A recent Sunday school lesson started with a play on words shown as the title of this blog. Everyone in the class laughed immediately. No one needed any explanations. Besides being a twist on the title of a familiar song, “Standing on the Promises”, it was just so profoundly accurate and descriptive of life today.
That prompted me to check out who wrote the song. It was composed by Russell Kelso Carter, a star athlete, excellent student, successful teacher and coach, an ordained Methodist minister, and a doctor of medicine! He was also a musician and songwriter. In 1886, he co-authored a hymn book with John Sweney that included Carter’s most famous hymn, “Standing on the Promises”.
At age 30, Carter’s heart was failing and physicians of the day could do no more for him. Carter turned to God for help and healing and it was then that he began to stand upon his understandings of the biblical promises of healing. He was determined to believe no matter what his physical condition, nor how he felt. Over the course of the next several months, his strength returned and his heart was completely healed!
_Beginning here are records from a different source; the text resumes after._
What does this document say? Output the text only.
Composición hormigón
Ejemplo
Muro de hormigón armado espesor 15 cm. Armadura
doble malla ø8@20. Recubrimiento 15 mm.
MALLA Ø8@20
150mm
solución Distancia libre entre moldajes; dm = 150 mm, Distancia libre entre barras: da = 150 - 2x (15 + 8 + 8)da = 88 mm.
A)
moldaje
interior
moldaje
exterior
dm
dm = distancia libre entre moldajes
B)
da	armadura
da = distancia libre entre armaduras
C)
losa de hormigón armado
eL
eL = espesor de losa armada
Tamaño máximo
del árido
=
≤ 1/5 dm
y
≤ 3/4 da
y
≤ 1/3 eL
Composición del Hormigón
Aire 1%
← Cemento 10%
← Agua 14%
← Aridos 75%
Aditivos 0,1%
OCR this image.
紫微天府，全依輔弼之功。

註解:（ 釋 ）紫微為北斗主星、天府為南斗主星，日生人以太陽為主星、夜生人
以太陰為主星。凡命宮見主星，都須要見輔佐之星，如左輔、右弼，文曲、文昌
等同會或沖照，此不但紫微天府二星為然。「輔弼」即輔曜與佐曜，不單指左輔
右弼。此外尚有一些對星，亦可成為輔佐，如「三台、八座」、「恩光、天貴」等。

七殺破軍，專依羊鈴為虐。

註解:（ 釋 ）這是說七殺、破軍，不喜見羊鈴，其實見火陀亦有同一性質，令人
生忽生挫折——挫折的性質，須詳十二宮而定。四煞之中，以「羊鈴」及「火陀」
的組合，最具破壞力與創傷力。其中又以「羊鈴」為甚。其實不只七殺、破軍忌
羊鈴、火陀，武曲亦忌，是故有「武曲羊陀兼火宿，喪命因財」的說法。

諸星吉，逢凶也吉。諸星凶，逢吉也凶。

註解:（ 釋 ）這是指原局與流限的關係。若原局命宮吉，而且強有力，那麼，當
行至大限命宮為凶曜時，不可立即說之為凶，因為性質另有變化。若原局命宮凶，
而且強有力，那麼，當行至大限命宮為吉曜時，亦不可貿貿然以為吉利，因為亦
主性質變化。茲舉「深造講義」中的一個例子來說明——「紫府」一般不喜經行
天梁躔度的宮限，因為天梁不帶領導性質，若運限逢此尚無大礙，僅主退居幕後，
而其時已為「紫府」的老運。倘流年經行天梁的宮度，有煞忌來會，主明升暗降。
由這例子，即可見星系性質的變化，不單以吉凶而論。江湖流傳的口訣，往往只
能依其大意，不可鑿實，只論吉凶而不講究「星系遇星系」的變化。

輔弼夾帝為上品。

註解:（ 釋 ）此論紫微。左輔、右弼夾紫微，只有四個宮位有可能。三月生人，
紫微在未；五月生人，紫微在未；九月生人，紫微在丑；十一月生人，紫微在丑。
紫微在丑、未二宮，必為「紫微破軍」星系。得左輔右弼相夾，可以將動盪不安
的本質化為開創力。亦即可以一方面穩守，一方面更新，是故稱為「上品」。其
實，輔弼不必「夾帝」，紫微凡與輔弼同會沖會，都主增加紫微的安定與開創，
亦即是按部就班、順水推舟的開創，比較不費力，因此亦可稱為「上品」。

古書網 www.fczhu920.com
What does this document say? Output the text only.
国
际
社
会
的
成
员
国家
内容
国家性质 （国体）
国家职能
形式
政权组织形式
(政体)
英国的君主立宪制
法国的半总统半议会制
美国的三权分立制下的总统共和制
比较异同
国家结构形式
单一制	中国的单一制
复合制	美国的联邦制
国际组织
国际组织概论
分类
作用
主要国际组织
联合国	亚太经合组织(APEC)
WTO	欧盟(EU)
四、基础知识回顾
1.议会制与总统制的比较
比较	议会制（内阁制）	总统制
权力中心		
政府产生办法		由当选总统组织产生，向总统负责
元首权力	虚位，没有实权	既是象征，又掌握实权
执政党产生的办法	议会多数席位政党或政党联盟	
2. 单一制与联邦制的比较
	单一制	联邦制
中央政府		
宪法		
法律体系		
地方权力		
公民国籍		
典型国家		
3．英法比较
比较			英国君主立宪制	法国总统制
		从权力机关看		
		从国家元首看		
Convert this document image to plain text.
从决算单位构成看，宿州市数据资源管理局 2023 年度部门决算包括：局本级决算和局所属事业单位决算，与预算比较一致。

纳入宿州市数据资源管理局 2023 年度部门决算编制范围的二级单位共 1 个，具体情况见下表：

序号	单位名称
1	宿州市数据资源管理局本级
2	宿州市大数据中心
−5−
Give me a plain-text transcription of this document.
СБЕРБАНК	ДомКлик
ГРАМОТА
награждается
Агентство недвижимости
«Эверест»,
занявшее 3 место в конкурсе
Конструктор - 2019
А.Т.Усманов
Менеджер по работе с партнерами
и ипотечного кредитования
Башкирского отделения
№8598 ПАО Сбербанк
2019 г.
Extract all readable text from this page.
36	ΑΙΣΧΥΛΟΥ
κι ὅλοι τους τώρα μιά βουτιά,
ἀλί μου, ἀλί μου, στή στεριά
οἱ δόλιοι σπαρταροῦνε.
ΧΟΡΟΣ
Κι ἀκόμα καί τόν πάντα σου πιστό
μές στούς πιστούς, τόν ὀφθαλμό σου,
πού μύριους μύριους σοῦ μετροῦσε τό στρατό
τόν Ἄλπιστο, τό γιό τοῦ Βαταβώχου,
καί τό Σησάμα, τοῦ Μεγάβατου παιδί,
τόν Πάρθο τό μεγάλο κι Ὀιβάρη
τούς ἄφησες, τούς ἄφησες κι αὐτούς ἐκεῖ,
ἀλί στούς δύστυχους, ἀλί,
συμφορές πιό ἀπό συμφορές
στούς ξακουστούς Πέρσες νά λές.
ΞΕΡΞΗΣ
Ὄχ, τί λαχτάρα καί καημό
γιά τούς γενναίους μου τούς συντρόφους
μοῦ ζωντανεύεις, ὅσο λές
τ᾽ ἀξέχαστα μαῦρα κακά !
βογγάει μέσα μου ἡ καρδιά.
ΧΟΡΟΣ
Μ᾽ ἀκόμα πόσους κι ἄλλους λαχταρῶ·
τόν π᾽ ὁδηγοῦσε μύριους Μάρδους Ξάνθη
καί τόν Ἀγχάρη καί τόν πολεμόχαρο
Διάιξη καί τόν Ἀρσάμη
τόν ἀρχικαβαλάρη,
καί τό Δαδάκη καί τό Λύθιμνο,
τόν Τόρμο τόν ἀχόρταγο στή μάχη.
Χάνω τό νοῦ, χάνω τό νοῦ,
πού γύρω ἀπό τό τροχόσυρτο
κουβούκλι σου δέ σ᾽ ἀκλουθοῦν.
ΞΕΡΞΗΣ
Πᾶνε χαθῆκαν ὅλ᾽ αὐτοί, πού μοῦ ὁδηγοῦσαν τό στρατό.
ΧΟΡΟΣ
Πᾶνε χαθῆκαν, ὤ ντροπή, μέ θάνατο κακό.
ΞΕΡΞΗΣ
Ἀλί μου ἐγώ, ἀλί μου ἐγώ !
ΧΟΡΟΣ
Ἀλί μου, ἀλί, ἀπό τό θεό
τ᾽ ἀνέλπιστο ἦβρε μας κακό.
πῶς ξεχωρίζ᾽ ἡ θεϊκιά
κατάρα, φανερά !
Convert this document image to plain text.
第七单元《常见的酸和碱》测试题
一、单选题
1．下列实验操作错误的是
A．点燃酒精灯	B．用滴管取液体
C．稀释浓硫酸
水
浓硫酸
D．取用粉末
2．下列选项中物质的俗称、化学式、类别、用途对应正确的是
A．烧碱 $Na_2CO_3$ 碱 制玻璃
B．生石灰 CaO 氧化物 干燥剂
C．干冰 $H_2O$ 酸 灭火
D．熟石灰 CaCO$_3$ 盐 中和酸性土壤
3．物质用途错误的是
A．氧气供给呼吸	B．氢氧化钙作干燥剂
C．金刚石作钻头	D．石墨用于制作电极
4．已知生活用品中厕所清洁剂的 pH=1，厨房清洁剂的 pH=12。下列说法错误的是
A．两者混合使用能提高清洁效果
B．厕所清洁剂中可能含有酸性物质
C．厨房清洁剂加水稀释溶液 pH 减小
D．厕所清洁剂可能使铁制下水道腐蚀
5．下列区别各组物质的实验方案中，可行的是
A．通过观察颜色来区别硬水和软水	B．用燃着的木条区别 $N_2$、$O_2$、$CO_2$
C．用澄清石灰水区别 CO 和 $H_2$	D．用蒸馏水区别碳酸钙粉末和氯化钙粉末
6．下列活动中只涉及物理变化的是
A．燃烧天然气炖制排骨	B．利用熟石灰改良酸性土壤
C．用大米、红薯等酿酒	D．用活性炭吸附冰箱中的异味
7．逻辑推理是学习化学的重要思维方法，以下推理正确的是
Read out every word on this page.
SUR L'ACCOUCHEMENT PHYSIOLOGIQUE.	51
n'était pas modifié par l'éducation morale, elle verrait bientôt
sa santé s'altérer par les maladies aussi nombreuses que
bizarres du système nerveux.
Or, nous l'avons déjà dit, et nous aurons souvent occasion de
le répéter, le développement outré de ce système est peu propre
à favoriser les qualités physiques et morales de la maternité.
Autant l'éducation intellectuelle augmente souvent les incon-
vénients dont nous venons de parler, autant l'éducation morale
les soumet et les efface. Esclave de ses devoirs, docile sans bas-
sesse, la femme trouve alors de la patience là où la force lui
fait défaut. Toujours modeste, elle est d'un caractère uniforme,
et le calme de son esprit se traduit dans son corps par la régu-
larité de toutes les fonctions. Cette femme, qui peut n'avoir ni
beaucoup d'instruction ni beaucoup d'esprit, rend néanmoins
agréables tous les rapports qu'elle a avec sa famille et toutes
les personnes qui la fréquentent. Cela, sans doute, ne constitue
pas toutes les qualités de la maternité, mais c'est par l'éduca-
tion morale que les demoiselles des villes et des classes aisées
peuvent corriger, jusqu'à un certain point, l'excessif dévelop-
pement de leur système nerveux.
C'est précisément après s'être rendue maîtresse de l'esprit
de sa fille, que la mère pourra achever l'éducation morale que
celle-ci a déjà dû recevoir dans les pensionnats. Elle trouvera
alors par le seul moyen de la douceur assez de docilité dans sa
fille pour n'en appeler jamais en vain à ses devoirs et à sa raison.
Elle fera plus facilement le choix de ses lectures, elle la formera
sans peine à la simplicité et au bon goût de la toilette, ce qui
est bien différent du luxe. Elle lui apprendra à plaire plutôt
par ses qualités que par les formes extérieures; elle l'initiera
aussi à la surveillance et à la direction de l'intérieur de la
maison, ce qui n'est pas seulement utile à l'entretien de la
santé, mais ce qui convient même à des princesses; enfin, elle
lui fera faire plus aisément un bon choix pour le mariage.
Carter lived another healthy 49 years.
The hymn Carter had written several years before his healing miracle had now became more than words and music to him. He stopped “sitting on the premises” and the act of “standing on the promises” became an integral part of his life. So, even for the guy who wrote the song, sitting on the premises was an easy trap to fall into and certainly not enough. Interesting and inspiring.
Perhaps this then is also a lesson for all of us today in the energy industry. Perhaps we have been too comfortable and complacent just sitting on the sidelines accepting the status quo and business the way it used to be. Maybe this is a call to stand for what we believe in and act in ways that produce positive outcomes. Something to ponder.